I am a huge fun of cherries and tend to eat them throughout the year. Why? Because cherries are extremely healthy and taste great! In addition to a hefty amount of antioxidants, they help to reduce inflammation and support healthy sleep because of naturally occurring melatonin, although not in the amount to make you sleepy during the day if you like to have cherries for breakfast, as I do.

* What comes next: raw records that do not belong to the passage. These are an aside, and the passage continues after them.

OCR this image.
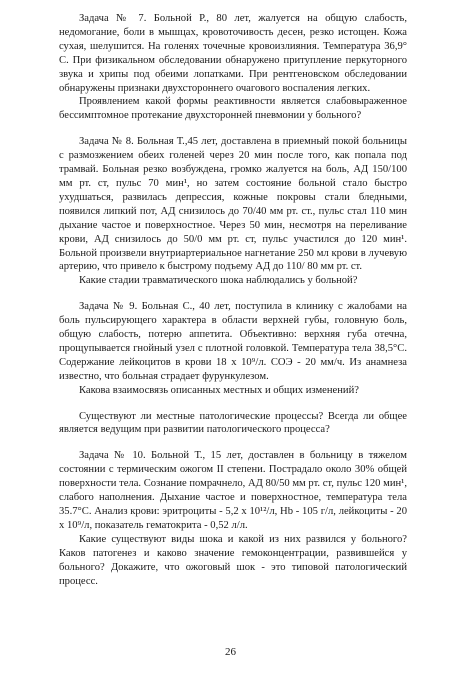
Задача № 7. Больной Р., 80 лет, жалуется на общую слабость, недомогание, боли в мышцах, кровоточивость десен, резко истощен. Кожа сухая, шелушится. На голенях точечные кровоизлияния. Температура 36,9° С. При физикальном обследовании обнаружено притупление перкуторного звука и хрипы под обеими лопатками. При рентгеновском обследовании обнаружены признаки двухстороннего очагового воспаления легких.

Проявлением какой формы реактивности является слабовыраженное бессимптомное протекание двухсторонней пневмонии у больного?

Задача № 8. Больная Т.,45 лет, доставлена в приемный покой больницы с размозжением обеих голеней через 20 мин после того, как попала под трамвай. Больная резко возбуждена, громко жалуется на боль, АД 150/100 мм рт. ст, пульс 70 мин¹, но затем состояние больной стало быстро ухудшаться, развилась депрессия, кожные покровы стали бледными, появился липкий пот, АД снизилось до 70/40 мм рт. ст., пульс стал 110 мин дыхание частое и поверхностное. Через 50 мин, несмотря на переливание крови, АД снизилось до 50/0 мм рт. ст, пульс участился до 120 мин¹. Больной произвели внутриартериальное нагнетание 250 мл крови в лучевую артерию, что привело к быстрому подъему АД до 110/ 80 мм рт. ст.

Какие стадии травматического шока наблюдались у больной?

Задача № 9. Больная С., 40 лет, поступила в клинику с жалобами на боль пульсирующего характера в области верхней губы, головную боль, общую слабость, потерю аппетита. Объективно: верхняя губа отечна, прощупывается гнойный узел с плотной головкой. Температура тела 38,5°С. Содержание лейкоцитов в крови 18 х 10⁹/л. СОЭ - 20 мм/ч. Из анамнеза известно, что больная страдает фурункулезом.

Какова взаимосвязь описанных местных и общих изменений?

Существуют ли местные патологические процессы? Всегда ли общее является ведущим при развитии патологического процесса?

Задача № 10. Больной Т., 15 лет, доставлен в больницу в тяжелом состоянии с термическим ожогом II степени. Пострадало около 30% общей поверхности тела. Сознание помрачнело, АД 80/50 мм рт. ст, пульс 120 мин¹, слабого наполнения. Дыхание частое и поверхностное, температура тела 35.7°С. Анализ крови: эритроциты - 5,2 х 10¹²/л, Hb - 105 г/л, лейкоциты - 20 х 10⁹/л, показатель гематокрита - 0,52 л/л.

Какие существуют виды шока и какой из них развился у больного? Каков патогенез и каково значение гемоконцентрации, развившейся у больного? Докажите, что ожоговый шок - это типовой патологический процесс.

26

I’ve come up with this cherry ice cream when I wanted to prepare a quick treat with a few ingredients involved. If you already follow the autoimmune protocol you know that dairy-free often implies the use of coconut milk or coconut cream instead. To make this recipe I opted for coconut cream and to make it zesty I decided to add crystallized ginger. Initially I added five ginger pieces, could hardy taste any ginger, so I doubled the portion for extra spiciness.
- 1 cup sweet cherries, fresh or frozen
- 2 small ripe bananas or 1 large
- 10 pieces crystallized ginger*
- 1 cup coconut cream
- 1 tablespoon lemon juice
- Combine all ingredients in a blender and process until smooth.
- Transfer to an ice cream maker and churn according to the manufacturer's instructions.
- Enjoy it right away or leave in a freezer until more solid.
This ice cream comes out pretty gingery, so feel free to adjust ginger amount to your liking.